Geneva le dijo a su interlocutor al teléfono:
– Dígale al señor Goades que no se preocupe. Ya lo hemos solucionado. -Colgó.
– Pero primero quiero esas cartas -dijo Rhyme.
– Trato hecho. -Se colgó del hombro su bolso.
– Usted -ladró Sellitto a Pulaski-, vaya con ellos.
– Sí, señor.
Después de que Bell, Geneva y el novato se hubieron marchado, Sachs miró hacia la puerta y soltó una carcajada.
– Vaya, a eso llamo yo una chica con carácter.
– Wesley Goades -sonrió Rhyme-. Creo que se lo estaba inventando. Probablemente ha llamado al teléfono de la hora y la temperatura. -Señaló con la cabeza la pizarra de las pruebas-. Sigamos con todo esto. Mel, tú ocúpate de lo relacionado con las ferias callejeras. Y quiero que se envíen los datos y el perfil que tenemos hasta ahora al VICAP, el programa de análisis de crímenes violentos, y al NCIC, el centro nacional de información sobre crímenes.

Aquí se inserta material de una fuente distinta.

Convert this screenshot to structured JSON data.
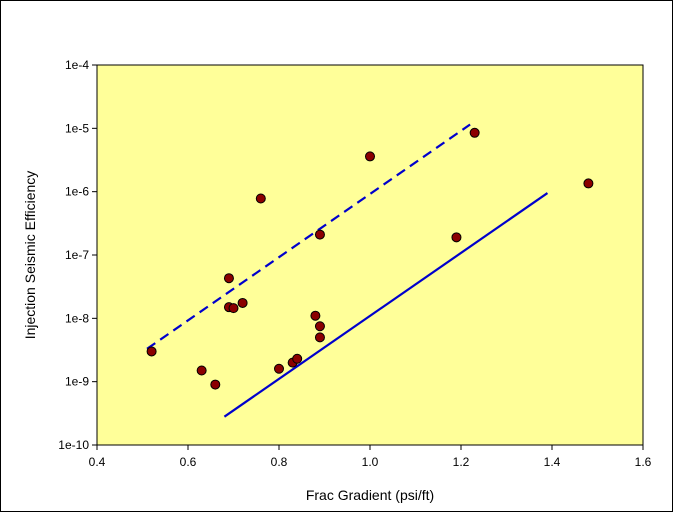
{
  "chart_data": {
    "type": "scatter",
    "xlabel": "Frac Gradient (psi/ft)",
    "ylabel": "Injection Seismic Efficiency",
    "xlim": [
      0.4,
      1.6
    ],
    "ylim": [
      1e-10,
      0.0001
    ],
    "y_scale": "log",
    "x_ticks": [
      "0.4",
      "0.6",
      "0.8",
      "1.0",
      "1.2",
      "1.4",
      "1.6"
    ],
    "y_ticks": [
      "1e-10",
      "1e-9",
      "1e-8",
      "1e-7",
      "1e-6",
      "1e-5",
      "1e-4"
    ],
    "grid": false,
    "plot_background": "#ffff99",
    "marker_color": "#8b0000",
    "line_color": "#0000cc",
    "points": [
      {
        "x": 0.52,
        "y": 3e-09
      },
      {
        "x": 0.63,
        "y": 1.5e-09
      },
      {
        "x": 0.66,
        "y": 9e-10
      },
      {
        "x": 0.69,
        "y": 4.3e-08
      },
      {
        "x": 0.69,
        "y": 1.5e-08
      },
      {
        "x": 0.7,
        "y": 1.45e-08
      },
      {
        "x": 0.72,
        "y": 1.75e-08
      },
      {
        "x": 0.76,
        "y": 7.8e-07
      },
      {
        "x": 0.8,
        "y": 1.6e-09
      },
      {
        "x": 0.83,
        "y": 2e-09
      },
      {
        "x": 0.84,
        "y": 2.3e-09
      },
      {
        "x": 0.88,
        "y": 1.1e-08
      },
      {
        "x": 0.89,
        "y": 7.5e-09
      },
      {
        "x": 0.89,
        "y": 5e-09
      },
      {
        "x": 0.89,
        "y": 2.1e-07
      },
      {
        "x": 1.0,
        "y": 3.6e-06
      },
      {
        "x": 1.19,
        "y": 1.9e-07
      },
      {
        "x": 1.23,
        "y": 8.5e-06
      },
      {
        "x": 1.48,
        "y": 1.35e-06
      }
    ],
    "trend_lines": [
      {
        "style": "dashed",
        "x": [
          0.51,
          1.22
        ],
        "y": [
          3.3e-09,
          1.15e-05
        ]
      },
      {
        "style": "solid",
        "x": [
          0.68,
          1.39
        ],
        "y": [
          2.8e-10,
          9.5e-07
        ]
      }
    ]
  }
}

Quiero que sondeen todas las bibliotecas y escuelas de la ciudad para ver si ese individuo que habló con Barry también los llamó a ellos y les hizo preguntas sobre Singleton o sobre esa revista, Coloreds' Weekly Illustrated. Ah, y averigüen quién fabrica bolsas con caras sonrientes.
– Eso es mucho pedir.
– Oye, ¿sabes qué? También la vida es mucho pedir. Luego envía una muestra de la sangre de la cuerda al CODIS.
– Yo pensaba que no creías que fuera un crimen sexual. -El CODIS era la base de datos que contenía el ADN de delincuentes sexuales identificados.

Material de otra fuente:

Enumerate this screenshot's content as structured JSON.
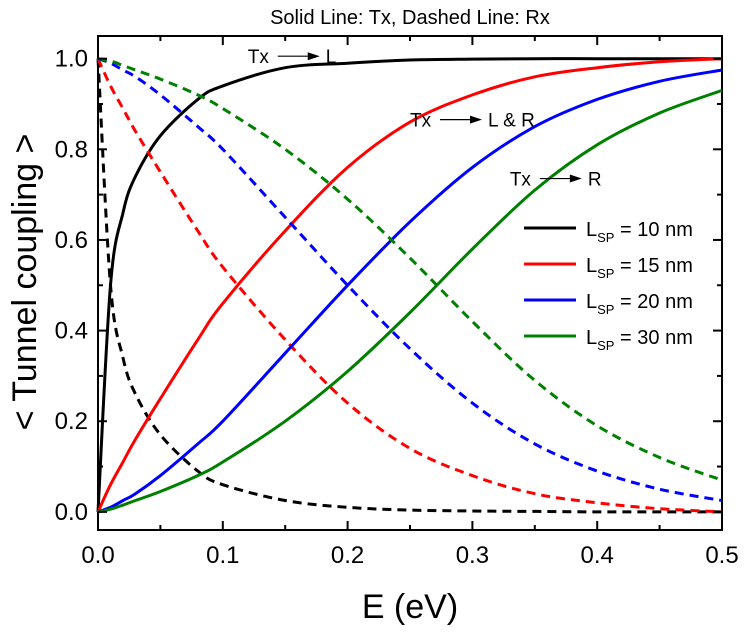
{
  "chart_data": {
    "type": "line",
    "title": "Solid Line: Tx, Dashed Line: Rx",
    "xlabel": "E (eV)",
    "ylabel": "< Tunnel coupling >",
    "xlim": [
      0.0,
      0.5
    ],
    "ylim": [
      -0.04,
      1.05
    ],
    "xticks": [
      "0.0",
      "0.1",
      "0.2",
      "0.3",
      "0.4",
      "0.5"
    ],
    "yticks": [
      "0.0",
      "0.2",
      "0.4",
      "0.6",
      "0.8",
      "1.0"
    ],
    "legend": {
      "placement": "right",
      "entries": [
        {
          "prefix": "L",
          "sub": "SP",
          "suffix": " = 10 nm",
          "color": "#000000"
        },
        {
          "prefix": "L",
          "sub": "SP",
          "suffix": " = 15 nm",
          "color": "#ff0000"
        },
        {
          "prefix": "L",
          "sub": "SP",
          "suffix": " = 20 nm",
          "color": "#0000ff"
        },
        {
          "prefix": "L",
          "sub": "SP",
          "suffix": " = 30 nm",
          "color": "#008000"
        }
      ]
    },
    "annotations": [
      {
        "from": "Tx",
        "to": "L",
        "x": 0.12,
        "y": 0.99
      },
      {
        "from": "Tx",
        "to": "L & R",
        "x": 0.25,
        "y": 0.85
      },
      {
        "from": "Tx",
        "to": "R",
        "x": 0.33,
        "y": 0.72
      }
    ],
    "x": [
      0.0,
      0.01,
      0.02,
      0.03,
      0.05,
      0.08,
      0.1,
      0.15,
      0.2,
      0.25,
      0.3,
      0.35,
      0.4,
      0.45,
      0.5
    ],
    "series": [
      {
        "name": "L_SP = 10 nm Tx",
        "style": "solid",
        "color": "#000000",
        "values": [
          0.0,
          0.5,
          0.66,
          0.74,
          0.83,
          0.91,
          0.94,
          0.98,
          0.99,
          0.997,
          0.999,
          1.0,
          1.0,
          1.0,
          1.0
        ]
      },
      {
        "name": "L_SP = 10 nm Rx",
        "style": "dashed",
        "color": "#000000",
        "values": [
          1.0,
          0.5,
          0.34,
          0.26,
          0.17,
          0.09,
          0.06,
          0.025,
          0.01,
          0.004,
          0.002,
          0.001,
          0.0,
          0.0,
          0.0
        ]
      },
      {
        "name": "L_SP = 15 nm Tx",
        "style": "solid",
        "color": "#ff0000",
        "values": [
          0.0,
          0.06,
          0.11,
          0.16,
          0.25,
          0.38,
          0.46,
          0.62,
          0.76,
          0.86,
          0.92,
          0.96,
          0.98,
          0.993,
          1.0
        ]
      },
      {
        "name": "L_SP = 15 nm Rx",
        "style": "dashed",
        "color": "#ff0000",
        "values": [
          1.0,
          0.94,
          0.89,
          0.84,
          0.75,
          0.62,
          0.54,
          0.38,
          0.24,
          0.14,
          0.08,
          0.04,
          0.02,
          0.007,
          0.0
        ]
      },
      {
        "name": "L_SP = 20 nm Tx",
        "style": "solid",
        "color": "#0000ff",
        "values": [
          0.0,
          0.01,
          0.025,
          0.04,
          0.08,
          0.15,
          0.2,
          0.35,
          0.5,
          0.64,
          0.76,
          0.85,
          0.91,
          0.95,
          0.975
        ]
      },
      {
        "name": "L_SP = 20 nm Rx",
        "style": "dashed",
        "color": "#0000ff",
        "values": [
          1.0,
          0.99,
          0.975,
          0.96,
          0.92,
          0.85,
          0.8,
          0.65,
          0.5,
          0.36,
          0.24,
          0.15,
          0.09,
          0.05,
          0.025
        ]
      },
      {
        "name": "L_SP = 30 nm Tx",
        "style": "solid",
        "color": "#008000",
        "values": [
          0.0,
          0.006,
          0.015,
          0.025,
          0.045,
          0.08,
          0.11,
          0.2,
          0.31,
          0.44,
          0.58,
          0.71,
          0.81,
          0.88,
          0.93
        ]
      },
      {
        "name": "L_SP = 30 nm Rx",
        "style": "dashed",
        "color": "#008000",
        "values": [
          1.0,
          0.995,
          0.985,
          0.975,
          0.955,
          0.92,
          0.89,
          0.8,
          0.69,
          0.56,
          0.42,
          0.29,
          0.19,
          0.12,
          0.07
        ]
      }
    ]
  }
}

– Las palabras clave aquí son «yo creo», Mel. Y no «tengo la puta certeza».
– ¡Y después hablan de su humor! -dijo Thom.
– Otra cosa… -Se acercó con la silla de ruedas y examinó las fotos del cuerpo del bibliotecario y el diagrama del lugar de los disparos que había dibujado Sachs-. ¿A qué distancia de la víctima estaba la mujer? -le preguntó a Sellitto.

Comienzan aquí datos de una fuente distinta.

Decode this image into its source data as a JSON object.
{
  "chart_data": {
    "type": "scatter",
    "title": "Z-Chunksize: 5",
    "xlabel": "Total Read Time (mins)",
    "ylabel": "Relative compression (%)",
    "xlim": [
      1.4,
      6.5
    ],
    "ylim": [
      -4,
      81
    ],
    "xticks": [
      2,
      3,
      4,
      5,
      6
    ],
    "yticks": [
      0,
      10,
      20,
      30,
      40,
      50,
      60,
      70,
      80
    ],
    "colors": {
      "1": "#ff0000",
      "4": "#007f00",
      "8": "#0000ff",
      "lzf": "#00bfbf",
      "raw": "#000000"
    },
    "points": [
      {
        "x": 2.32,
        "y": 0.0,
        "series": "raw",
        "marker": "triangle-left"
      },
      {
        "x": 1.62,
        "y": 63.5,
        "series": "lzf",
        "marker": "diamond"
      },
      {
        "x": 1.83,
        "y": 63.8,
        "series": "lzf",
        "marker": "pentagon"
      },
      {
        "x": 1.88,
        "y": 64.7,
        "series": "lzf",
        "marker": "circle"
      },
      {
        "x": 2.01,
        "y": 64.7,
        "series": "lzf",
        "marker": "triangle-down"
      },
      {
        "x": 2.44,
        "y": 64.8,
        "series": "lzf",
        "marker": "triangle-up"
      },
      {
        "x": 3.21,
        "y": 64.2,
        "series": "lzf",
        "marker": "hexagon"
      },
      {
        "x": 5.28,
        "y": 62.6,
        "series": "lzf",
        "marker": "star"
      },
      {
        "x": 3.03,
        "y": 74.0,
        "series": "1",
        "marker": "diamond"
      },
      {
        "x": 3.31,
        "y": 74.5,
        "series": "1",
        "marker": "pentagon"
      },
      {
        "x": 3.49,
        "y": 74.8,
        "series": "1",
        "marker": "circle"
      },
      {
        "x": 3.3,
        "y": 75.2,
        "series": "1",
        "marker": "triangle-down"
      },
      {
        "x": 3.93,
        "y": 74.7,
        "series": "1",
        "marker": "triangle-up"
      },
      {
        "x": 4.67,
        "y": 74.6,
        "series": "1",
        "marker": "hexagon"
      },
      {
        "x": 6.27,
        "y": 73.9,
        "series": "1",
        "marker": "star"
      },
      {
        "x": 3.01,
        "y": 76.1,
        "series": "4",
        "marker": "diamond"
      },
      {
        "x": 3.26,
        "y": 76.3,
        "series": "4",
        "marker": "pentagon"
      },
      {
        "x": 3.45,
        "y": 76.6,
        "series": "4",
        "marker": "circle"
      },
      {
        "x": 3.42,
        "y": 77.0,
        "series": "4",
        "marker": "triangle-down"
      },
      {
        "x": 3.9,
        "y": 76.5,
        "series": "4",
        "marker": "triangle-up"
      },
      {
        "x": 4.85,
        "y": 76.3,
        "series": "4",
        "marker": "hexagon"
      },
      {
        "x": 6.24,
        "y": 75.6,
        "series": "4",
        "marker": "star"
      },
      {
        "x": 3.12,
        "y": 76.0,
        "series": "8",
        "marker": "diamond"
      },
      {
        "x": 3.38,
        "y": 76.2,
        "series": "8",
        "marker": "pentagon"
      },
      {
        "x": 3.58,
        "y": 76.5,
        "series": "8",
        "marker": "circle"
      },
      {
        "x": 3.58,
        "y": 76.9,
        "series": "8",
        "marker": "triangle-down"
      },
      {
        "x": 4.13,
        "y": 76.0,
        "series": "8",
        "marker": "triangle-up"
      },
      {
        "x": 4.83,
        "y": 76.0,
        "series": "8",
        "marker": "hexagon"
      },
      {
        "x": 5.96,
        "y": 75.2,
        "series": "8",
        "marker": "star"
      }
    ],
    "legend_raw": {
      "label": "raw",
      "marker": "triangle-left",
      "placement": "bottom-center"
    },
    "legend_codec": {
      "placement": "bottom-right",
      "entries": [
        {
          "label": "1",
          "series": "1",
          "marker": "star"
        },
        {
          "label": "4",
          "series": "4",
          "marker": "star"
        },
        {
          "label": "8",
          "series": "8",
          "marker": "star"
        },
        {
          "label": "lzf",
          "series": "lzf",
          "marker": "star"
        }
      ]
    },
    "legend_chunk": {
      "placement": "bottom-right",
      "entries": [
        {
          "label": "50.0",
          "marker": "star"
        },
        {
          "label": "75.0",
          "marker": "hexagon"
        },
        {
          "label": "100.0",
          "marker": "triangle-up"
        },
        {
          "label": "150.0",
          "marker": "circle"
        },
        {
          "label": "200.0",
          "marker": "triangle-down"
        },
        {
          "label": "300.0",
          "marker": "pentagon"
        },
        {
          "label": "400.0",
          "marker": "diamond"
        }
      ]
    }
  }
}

– ¿Quién? ¿La transeúnte? Calculo que a unos cinco metros, a un lado.
– ¿Quién fue alcanzado por el primer disparo?
– Ella.
– ¿Y los disparos que impactaron en el bibliotecario dieron todos en el blanco muy juntos?
– Verdaderamente apretados. A unos centímetros. Ese tipo sabe disparar.
– Lo de la mujer no fue un fallo. Le disparó a propósito -masculló Rhyme.
– ¿Qué?
El criminalista se dirigió a la mejor tiradora de pistola que había en la habitación.
– Sachs, cuando tú disparas rápidamente, ¿cuál de los tiros es el más certero?
– El primero. En ése aún no has tenido que vértelas con el retroceso del arma.
– La hirió intencionadamente, apuntando a un gran vaso sanguíneo, para quitarse de encima a todos los agentes que pudiera y tener así la posibilidad de huir -sentenció Rhyme.
– ¡Dios! -dijo Cooper entre dientes.
– Decídselo a Bell. Y a Bo Haumann y a su personal del servicio de urgencias. Hacedles saber a qué clase de criminal nos enfrentamos, alguien a quien no le importa hacer blanco con inocentes.